Of course, family businesses are not without their own, unique issues. Perhaps chief among these is the challenge of balancing rational, commercial decisions with the inevitable emotional considerations which come when those with whom you share the boardroom are also the people with whom you spend Christmas.
Nowhere does this come to the fore more than when it comes to the question of passing on the baton to the next generation. The TV series ‘Succession’ was such a roaring success because it tapped into a fundamental truth about family businesses (although it’s probably fair to say that most are not as dysfunctional as the Roy family!)
The changes in inheritance tax announced in last year’s Budget have focussed many family businesses’ minds on the issue of succession. The imperative to survive for seven years after a lifetime gift is made (and who knows whether that period will be increased in this year’s Budget) means that many families are contemplating handing over the baton to the next generation earlier than might otherwise have been the case.
This throws up a number of challenges, the main one being that rather than gracefully retiring, the older generation is probably going to be young enough to want to retain an active role in running the business, alongside the younger generation which is taking over the reins, and who will undoubtedly have new ideas which they will want to bring to the table.
In this situation, understanding and give-and-take between the generations is key. The older generation has to accept that the next generation will want to do things their own way and innovate; the younger generation must value the experience of the older generation, and recognise they still have a part to play in running the business.
A big issue here is making the distinction between ownership and governance. The older generation may hand over the assets but remain as a director of the business, with all of the responsibilities that entails – even if their shareholding is diminished or even relinquished altogether.
Other things to think about include financial planning, to allow the older generation eventually to step out of the business and be financially secure in retirement (or in a role outside the family business); tax implications, especially given the new inheritance tax rules coming into effect in April 2026; and the need to separate personal and business assets which may have become intertwined during the tenure of the older generation.

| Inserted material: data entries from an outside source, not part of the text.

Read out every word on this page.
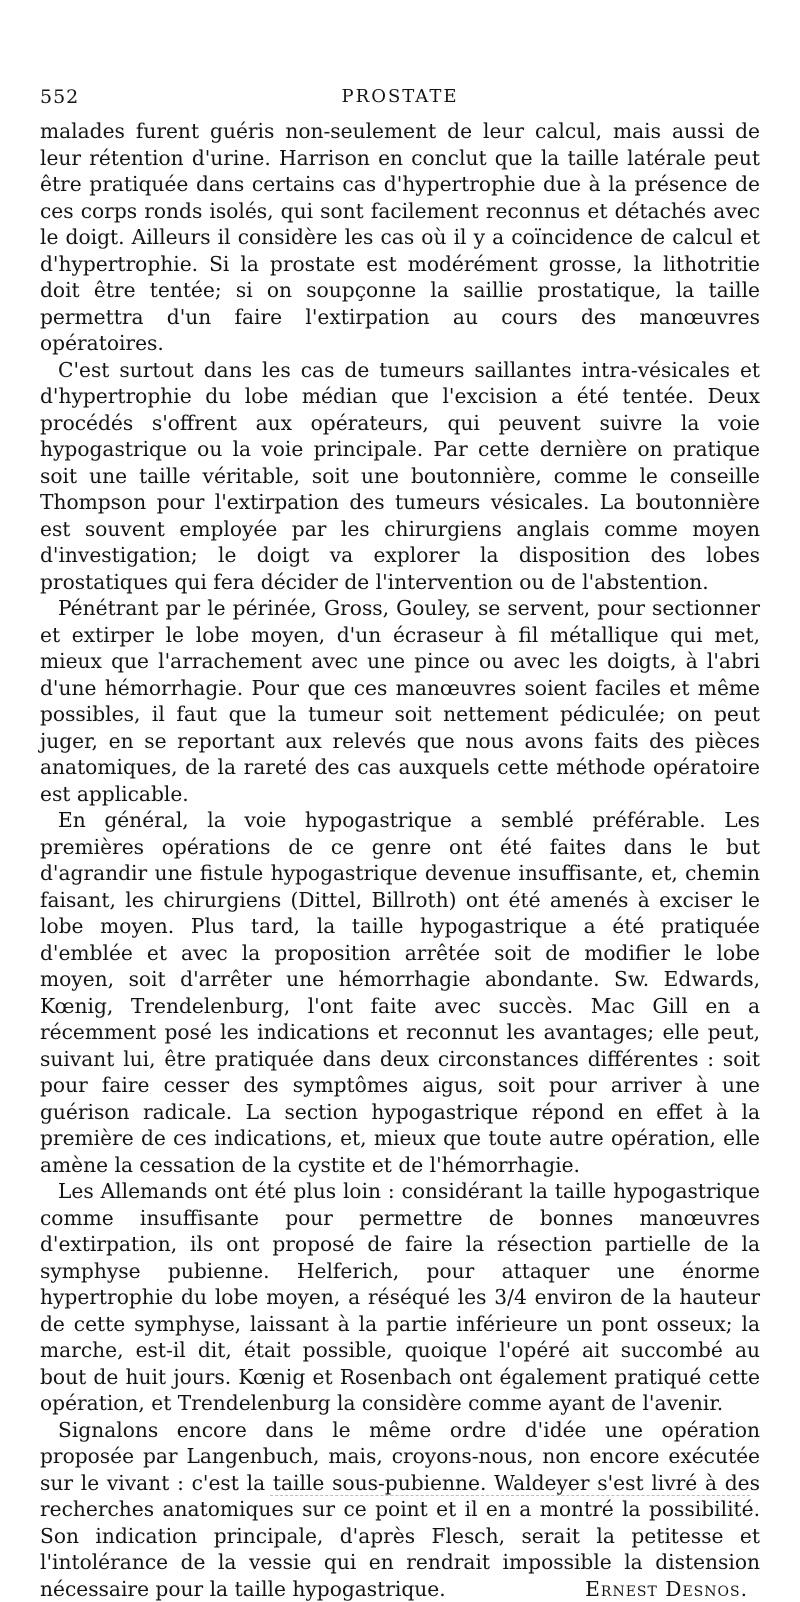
552	PROSTATE

malades furent guéris non-seulement de leur calcul, mais aussi de leur rétention d'urine. Harrison en conclut que la taille latérale peut être pratiquée dans certains cas d'hypertrophie due à la présence de ces corps ronds isolés, qui sont facilement reconnus et détachés avec le doigt. Ailleurs il considère les cas où il y a coïncidence de calcul et d'hypertrophie. Si la prostate est modérément grosse, la lithotritie doit être tentée; si on soupçonne la saillie prostatique, la taille permettra d'un faire l'extirpation au cours des manœuvres opératoires.

C'est surtout dans les cas de tumeurs saillantes intra-vésicales et d'hypertrophie du lobe médian que l'excision a été tentée. Deux procédés s'offrent aux opérateurs, qui peuvent suivre la voie hypogastrique ou la voie principale. Par cette dernière on pratique soit une taille véritable, soit une boutonnière, comme le conseille Thompson pour l'extirpation des tumeurs vésicales. La boutonnière est souvent employée par les chirurgiens anglais comme moyen d'investigation; le doigt va explorer la disposition des lobes prostatiques qui fera décider de l'intervention ou de l'abstention.

Pénétrant par le périnée, Gross, Gouley, se servent, pour sectionner et extirper le lobe moyen, d'un écraseur à fil métallique qui met, mieux que l'arrachement avec une pince ou avec les doigts, à l'abri d'une hémorrhagie. Pour que ces manœuvres soient faciles et même possibles, il faut que la tumeur soit nettement pédiculée; on peut juger, en se reportant aux relevés que nous avons faits des pièces anatomiques, de la rareté des cas auxquels cette méthode opératoire est applicable.

En général, la voie hypogastrique a semblé préférable. Les premières opérations de ce genre ont été faites dans le but d'agrandir une fistule hypogastrique devenue insuffisante, et, chemin faisant, les chirurgiens (Dittel, Billroth) ont été amenés à exciser le lobe moyen. Plus tard, la taille hypogastrique a été pratiquée d'emblée et avec la proposition arrêtée soit de modifier le lobe moyen, soit d'arrêter une hémorrhagie abondante. Sw. Edwards, Kœnig, Trendelenburg, l'ont faite avec succès. Mac Gill en a récemment posé les indications et reconnut les avantages; elle peut, suivant lui, être pratiquée dans deux circonstances différentes : soit pour faire cesser des symptômes aigus, soit pour arriver à une guérison radicale. La section hypogastrique répond en effet à la première de ces indications, et, mieux que toute autre opération, elle amène la cessation de la cystite et de l'hémorrhagie.

Les Allemands ont été plus loin : considérant la taille hypogastrique comme insuffisante pour permettre de bonnes manœuvres d'extirpation, ils ont proposé de faire la résection partielle de la symphyse pubienne. Helferich, pour attaquer une énorme hypertrophie du lobe moyen, a réséqué les 3/4 environ de la hauteur de cette symphyse, laissant à la partie inférieure un pont osseux; la marche, est-il dit, était possible, quoique l'opéré ait succombé au bout de huit jours. Kœnig et Rosenbach ont également pratiqué cette opération, et Trendelenburg la considère comme ayant de l'avenir.

Signalons encore dans le même ordre d'idée une opération proposée par Langenbuch, mais, croyons-nous, non encore exécutée sur le vivant : c'est la taille sous-pubienne. Waldeyer s'est livré à des recherches anatomiques sur ce point et il en a montré la possibilité. Son indication principale, d'après Flesch, serait la petitesse et l'intolérance de la vessie qui en rendrait impossible la distension nécessaire pour la taille hypogastrique.	Ernest Desnos.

Ultimately, the succession of the next generation in a family business should not be determined solely by inheritance tax considerations. Much more importance is the willingness and readiness of the next generation to take on control of the business, and whether the business itself is in good enough shape for the transition to happen. The tax tail shouldn’t wag the business dog; there are a number of factors to take into consideration when deciding the time is right to pass on the baton.